Conditional left join 2 dataframes when none of the columns are common

Nice catch! I only used closed intervals myself and didn’t even think of testing with open/halfopen. Indeed, they don’t work yet, but easy to add - will likely do it in a few days.

Please post when your code has been updated. I like the flexijoin solution the best so far and don’t want to retort to other solutions.

In the meantime, you may want to try this expression

leftjoin((tbl1, tbl2), by_pred(:id, ∈, r -> Interval(r.id1, r.id2-eps(r.id2/1.))))

# or if r.id2 are integers

leftjoin((tbl1, tbl2), by_pred(:id, ∈, r -> Interval(r.id1, r.id2-1)))


My actual data are ZonedDateTime in miliseconds and moving them back and forth by a bit can screw things up. I doubt it will be correct.

So (apart from units of measure) your numbers are integers !?
therefore {x € Z: x <n} = {x € Z: x <= n-1}, or not?

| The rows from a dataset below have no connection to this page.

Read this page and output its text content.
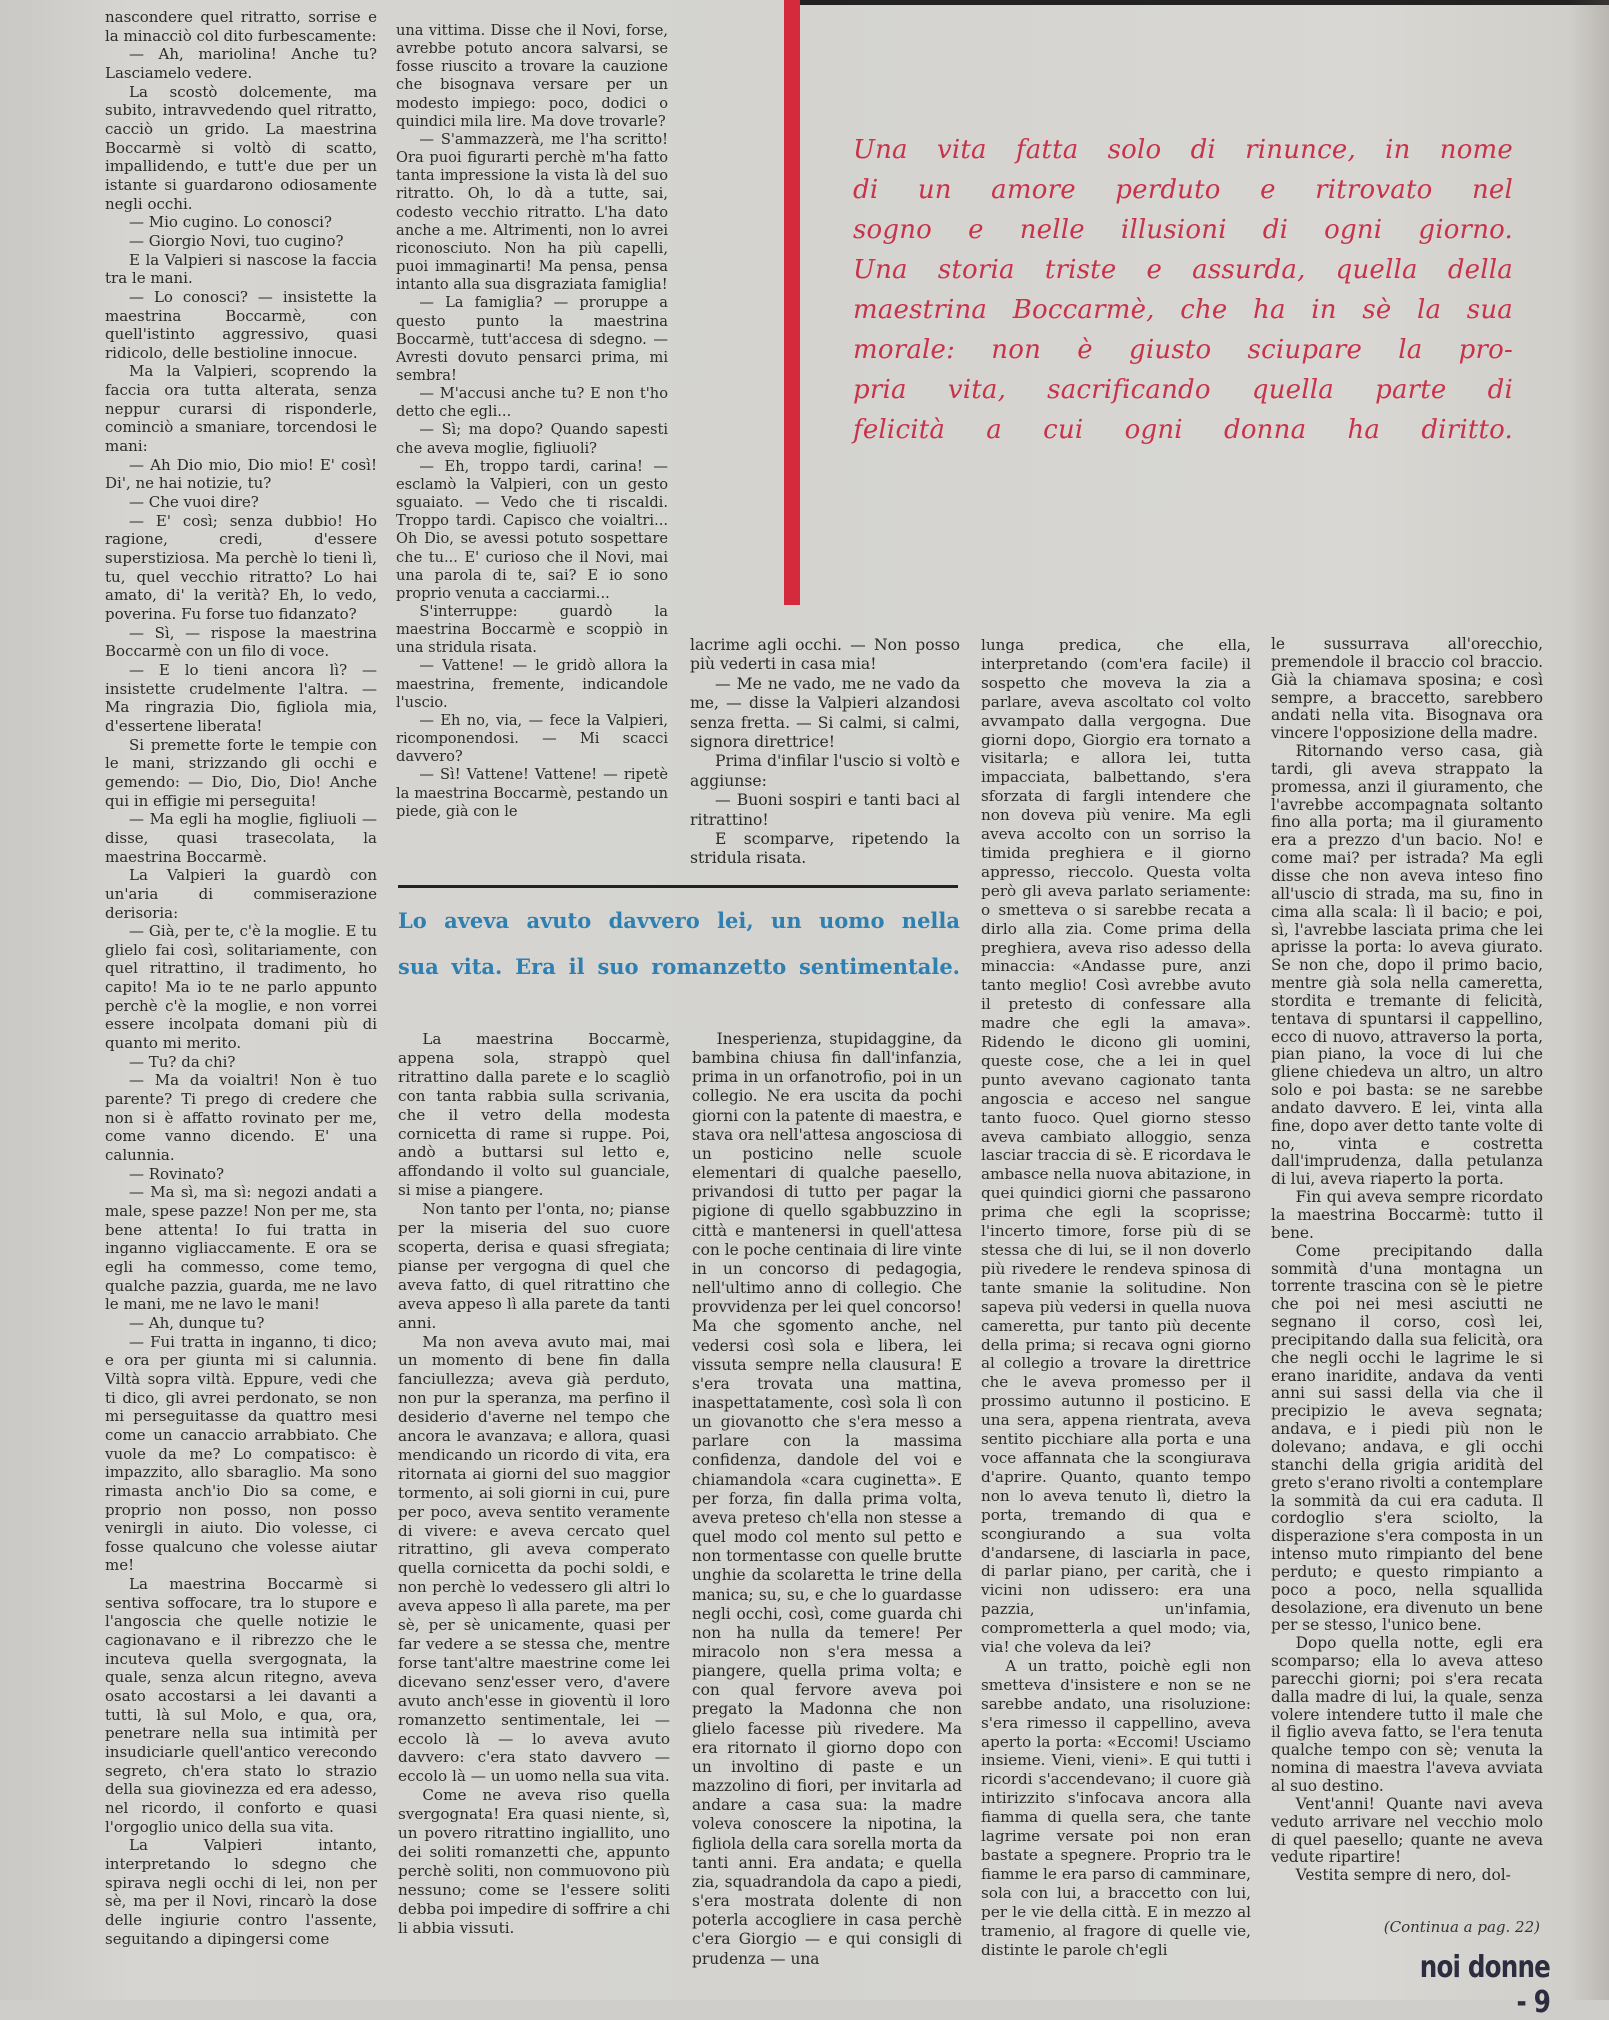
Una vita fatta solo di rinunce, in nome
di un amore perduto e ritrovato nel
sogno e nelle illusioni di ogni giorno.
Una storia triste e assurda, quella della
maestrina Boccarmè, che ha in sè la sua
morale: non è giusto sciupare la pro-
pria vita, sacrificando quella parte di
felicità a cui ogni donna ha diritto.

nascondere quel ritratto, sorrise e la minacciò col dito furbescamente:

— Ah, mariolina! Anche tu? Lasciamelo vedere.

La scostò dolcemente, ma subito, intravvedendo quel ritratto, cacciò un grido. La maestrina Boccarmè si voltò di scatto, impallidendo, e tutt'e due per un istante si guardarono odiosamente negli occhi.

— Mio cugino. Lo conosci?

— Giorgio Novi, tuo cugino?

E la Valpieri si nascose la faccia tra le mani.

— Lo conosci? — insistette la maestrina Boccarmè, con quell'istinto aggressivo, quasi ridicolo, delle bestioline innocue.

Ma la Valpieri, scoprendo la faccia ora tutta alterata, senza neppur curarsi di risponderle, cominciò a smaniare, torcendosi le mani:

— Ah Dio mio, Dio mio! E' così! Di', ne hai notizie, tu?

— Che vuoi dire?

— E' così; senza dubbio! Ho ragione, credi, d'essere superstiziosa. Ma perchè lo tieni lì, tu, quel vecchio ritratto? Lo hai amato, di' la verità? Eh, lo vedo, poverina. Fu forse tuo fidanzato?

— Sì, — rispose la maestrina Boccarmè con un filo di voce.

— E lo tieni ancora lì? — insistette crudelmente l'altra. — Ma ringrazia Dio, figliola mia, d'essertene liberata!

Si premette forte le tempie con le mani, strizzando gli occhi e gemendo: — Dio, Dio, Dio! Anche qui in effigie mi perseguita!

— Ma egli ha moglie, figliuoli — disse, quasi trasecolata, la maestrina Boccarmè.

La Valpieri la guardò con un'aria di commiserazione derisoria:

— Già, per te, c'è la moglie. E tu glielo fai così, solitariamente, con quel ritrattino, il tradimento, ho capito! Ma io te ne parlo appunto perchè c'è la moglie, e non vorrei essere incolpata domani più di quanto mi merito.

— Tu? da chi?

— Ma da voialtri! Non è tuo parente? Ti prego di credere che non si è affatto rovinato per me, come vanno dicendo. E' una calunnia.

— Rovinato?

— Ma sì, ma sì: negozi andati a male, spese pazze! Non per me, sta bene attenta! Io fui tratta in inganno vigliaccamente. E ora se egli ha commesso, come temo, qualche pazzia, guarda, me ne lavo le mani, me ne lavo le mani!

— Ah, dunque tu?

— Fui tratta in inganno, ti dico; e ora per giunta mi si calunnia. Viltà sopra viltà. Eppure, vedi che ti dico, gli avrei perdonato, se non mi perseguitasse da quattro mesi come un canaccio arrabbiato. Che vuole da me? Lo compatisco: è impazzito, allo sbaraglio. Ma sono rimasta anch'io Dio sa come, e proprio non posso, non posso venirgli in aiuto. Dio volesse, ci fosse qualcuno che volesse aiutar me!

La maestrina Boccarmè si sentiva soffocare, tra lo stupore e l'angoscia che quelle notizie le cagionavano e il ribrezzo che le incuteva quella svergognata, la quale, senza alcun ritegno, aveva osato accostarsi a lei davanti a tutti, là sul Molo, e qua, ora, penetrare nella sua intimità per insudiciarle quell'antico verecondo segreto, ch'era stato lo strazio della sua giovinezza ed era adesso, nel ricordo, il conforto e quasi l'orgoglio unico della sua vita.

La Valpieri intanto, interpretando lo sdegno che spirava negli occhi di lei, non per sè, ma per il Novi, rincarò la dose delle ingiurie contro l'assente, seguitando a dipingersi come

una vittima. Disse che il Novi, forse, avrebbe potuto ancora salvarsi, se fosse riuscito a trovare la cauzione che bisognava versare per un modesto impiego: poco, dodici o quindici mila lire. Ma dove trovarle?

— S'ammazzerà, me l'ha scritto! Ora puoi figurarti perchè m'ha fatto tanta impressione la vista là del suo ritratto. Oh, lo dà a tutte, sai, codesto vecchio ritratto. L'ha dato anche a me. Altrimenti, non lo avrei riconosciuto. Non ha più capelli, puoi immaginarti! Ma pensa, pensa intanto alla sua disgraziata famiglia!

— La famiglia? — proruppe a questo punto la maestrina Boccarmè, tutt'accesa di sdegno. — Avresti dovuto pensarci prima, mi sembra!

— M'accusi anche tu? E non t'ho detto che egli...

— Sì; ma dopo? Quando sapesti che aveva moglie, figliuoli?

— Eh, troppo tardi, carina! — esclamò la Valpieri, con un gesto sguaiato. — Vedo che ti riscaldi. Troppo tardi. Capisco che voialtri... Oh Dio, se avessi potuto sospettare che tu... E' curioso che il Novi, mai una parola di te, sai? E io sono proprio venuta a cacciarmi...

S'interruppe: guardò la maestrina Boccarmè e scoppiò in una stridula risata.

— Vattene! — le gridò allora la maestrina, fremente, indicandole l'uscio.

— Eh no, via, — fece la Valpieri, ricomponendosi. — Mi scacci davvero?

— Sì! Vattene! Vattene! — ripetè la maestrina Boccarmè, pestando un piede, già con le

lacrime agli occhi. — Non posso più vederti in casa mia!

— Me ne vado, me ne vado da me, — disse la Valpieri alzandosi senza fretta. — Si calmi, si calmi, signora direttrice!

Prima d'infilar l'uscio si voltò e aggiunse:

— Buoni sospiri e tanti baci al ritrattino!

E scomparve, ripetendo la stridula risata.

Lo aveva avuto davvero lei, un uomo nella
sua vita. Era il suo romanzetto sentimentale.

La maestrina Boccarmè, appena sola, strappò quel ritrattino dalla parete e lo scagliò con tanta rabbia sulla scrivania, che il vetro della modesta cornicetta di rame si ruppe. Poi, andò a buttarsi sul letto e, affondando il volto sul guanciale, si mise a piangere.

Non tanto per l'onta, no; pianse per la miseria del suo cuore scoperta, derisa e quasi sfregiata; pianse per vergogna di quel che aveva fatto, di quel ritrattino che aveva appeso lì alla parete da tanti anni.

Ma non aveva avuto mai, mai un momento di bene fin dalla fanciullezza; aveva già perduto, non pur la speranza, ma perfino il desiderio d'averne nel tempo che ancora le avanzava; e allora, quasi mendicando un ricordo di vita, era ritornata ai giorni del suo maggior tormento, ai soli giorni in cui, pure per poco, aveva sentito veramente di vivere: e aveva cercato quel ritrattino, gli aveva comperato quella cornicetta da pochi soldi, e non perchè lo vedessero gli altri lo aveva appeso lì alla parete, ma per sè, per sè unicamente, quasi per far vedere a se stessa che, mentre forse tant'altre maestrine come lei dicevano senz'esser vero, d'avere avuto anch'esse in gioventù il loro romanzetto sentimentale, lei — eccolo là — lo aveva avuto davvero: c'era stato davvero — eccolo là — un uomo nella sua vita.

Come ne aveva riso quella svergognata! Era quasi niente, sì, un povero ritrattino ingiallito, uno dei soliti romanzetti che, appunto perchè soliti, non commuovono più nessuno; come se l'essere soliti debba poi impedire di soffrire a chi li abbia vissuti.

Inesperienza, stupidaggine, da bambina chiusa fin dall'infanzia, prima in un orfanotrofio, poi in un collegio. Ne era uscita da pochi giorni con la patente di maestra, e stava ora nell'attesa angosciosa di un posticino nelle scuole elementari di qualche paesello, privandosi di tutto per pagar la pigione di quello sgabbuzzino in città e mantenersi in quell'attesa con le poche centinaia di lire vinte in un concorso di pedagogia, nell'ultimo anno di collegio. Che provvidenza per lei quel concorso! Ma che sgomento anche, nel vedersi così sola e libera, lei vissuta sempre nella clausura! E s'era trovata una mattina, inaspettatamente, così sola lì con un giovanotto che s'era messo a parlare con la massima confidenza, dandole del voi e chiamandola «cara cuginetta». E per forza, fin dalla prima volta, aveva preteso ch'ella non stesse a quel modo col mento sul petto e non tormentasse con quelle brutte unghie da scolaretta le trine della manica; su, su, e che lo guardasse negli occhi, così, come guarda chi non ha nulla da temere! Per miracolo non s'era messa a piangere, quella prima volta; e con qual fervore aveva poi pregato la Madonna che non glielo facesse più rivedere. Ma era ritornato il giorno dopo con un involtino di paste e un mazzolino di fiori, per invitarla ad andare a casa sua: la madre voleva conoscere la nipotina, la figliola della cara sorella morta da tanti anni. Era andata; e quella zia, squadrandola da capo a piedi, s'era mostrata dolente di non poterla accogliere in casa perchè c'era Giorgio — e qui consigli di prudenza — una

lunga predica, che ella, interpretando (com'era facile) il sospetto che moveva la zia a parlare, aveva ascoltato col volto avvampato dalla vergognа. Due giorni dopo, Giorgio era tornato a visitarla; e allora lei, tutta impacciata, balbettando, s'era sforzata di fargli intendere che non doveva più venire. Ma egli aveva accolto con un sorriso la timida preghiera e il giorno appresso, rieccolo. Questa volta però gli aveva parlato seriamente: o smetteva o si sarebbe recata a dirlo alla zia. Come prima della preghiera, aveva riso adesso della minaccia: «Andasse pure, anzi tanto meglio! Così avrebbe avuto il pretesto di confessare alla madre che egli la amava». Ridendo le dicono gli uomini, queste cose, che a lei in quel punto avevano cagionato tanta angoscia e acceso nel sangue tanto fuoco. Quel giorno stesso aveva cambiato alloggio, senza lasciar traccia di sè. E ricordava le ambasce nella nuova abitazione, in quei quindici giorni che passarono prima che egli la scoprisse; l'incerto timore, forse più di se stessa che di lui, se il non doverlo più rivedere le rendeva spinosa di tante smanie la solitudine. Non sapeva più vedersi in quella nuova cameretta, pur tanto più decente della prima; si recava ogni giorno al collegio a trovare la direttrice che le aveva promesso per il prossimo autunno il posticino. E una sera, appena rientrata, aveva sentito picchiare alla porta e una voce affannata che la scongiurava d'aprire. Quanto, quanto tempo non lo aveva tenuto lì, dietro la porta, tremando di qua e scongiurando a sua volta d'andarsene, di lasciarla in pace, di parlar piano, per carità, che i vicini non udissero: era una pazzia, un'infamia, comprometterla a quel modo; via, via! che voleva da lei?

A un tratto, poichè egli non smetteva d'insistere e non se ne sarebbe andato, una risoluzione: s'era rimesso il cappellino, aveva aperto la porta: «Eccomi! Usciamo insieme. Vieni, vieni». E qui tutti i ricordi s'accendevano; il cuore già intirizzito s'infocava ancora alla fiamma di quella sera, che tante lagrime versate poi non eran bastate a spegnere. Proprio tra le fiamme le era parso di camminare, sola con lui, a braccetto con lui, per le vie della città. E in mezzo al tramenio, al fragore di quelle vie, distinte le parole ch'egli

le sussurrava all'orecchio, premendole il braccio col braccio. Già la chiamava sposina; e così sempre, a braccetto, sarebbero andati nella vita. Bisognava ora vincere l'opposizione della madre.

Ritornando verso casa, già tardi, gli aveva strappato la promessa, anzi il giuramento, che l'avrebbe accompagnata soltanto fino alla porta; ma il giuramento era a prezzo d'un bacio. No! e come mai? per istrada? Ma egli disse che non aveva inteso fino all'uscio di strada, ma su, fino in cima alla scala: lì il bacio; e poi, sì, l'avrebbe lasciata prima che lei aprisse la porta: lo aveva giurato. Se non che, dopo il primo bacio, mentre già sola nella cameretta, stordita e tremante di felicità, tentava di spuntarsi il cappellino, ecco di nuovo, attraverso la porta, pian piano, la voce di lui che gliene chiedeva un altro, un altro solo e poi basta: se ne sarebbe andato davvero. E lei, vinta alla fine, dopo aver detto tante volte di no, vinta e costretta dall'imprudenza, dalla petulanza di lui, aveva riaperto la porta.

Fin qui aveva sempre ricordato la maestrina Boccarmè: tutto il bene.

Come precipitando dalla sommità d'una montagna un torrente trascina con sè le pietre che poi nei mesi asciutti ne segnano il corso, così lei, precipitando dalla sua felicità, ora che negli occhi le lagrime le si erano inaridite, andava da venti anni sui sassi della via che il precipizio le aveva segnata; andava, e i piedi più non le dolevano; andava, e gli occhi stanchi della grigia aridità del greto s'erano rivolti a contemplare la sommità da cui era caduta. Il cordoglio s'era sciolto, la disperazione s'era composta in un intenso muto rimpianto del bene perduto; e questo rimpianto a poco a poco, nella squallida desolazione, era divenuto un bene per se stesso, l'unico bene.

Dopo quella notte, egli era scomparso; ella lo aveva atteso parecchi giorni; poi s'era recata dalla madre di lui, la quale, senza volere intendere tutto il male che il figlio aveva fatto, se l'era tenuta qualche tempo con sè; venuta la nomina di maestra l'aveva avviata al suo destino.

Vent'anni! Quante navi aveva veduto arrivare nel vecchio molo di quel paesello; quante ne aveva vedute ripartire!

Vestita sempre di nero, dol-

(Continua a pag. 22)
noi donne - 9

I understand but I am not willing to take that chance because I have been burnt in the past with ZonedDateTimes in c# and R and other languages as well where subtracting TimeSpan from a date which would lead to the time being after daylight savings was applied v/s before giving me incorrect answers. The corner cases are quite a lot and I do not wish to introduce another set of issues when dealing with a big data set containing millions/billions of rows.

here is an example in c# that has burnt me badly in the past: c# - Why doesn’t subtracting two local DateTime values appear to account for Daylight Saving Time? - Stack Overflow

You would think the DateTime object in c# would understand time zones when doing math but that’s not the case.

not worth the risk for me to try and subtract and then spend days figuring how did I screw things up

@vtomar: added in FlexiJoins@0.1.4, this version should already be available for installation.

1 Like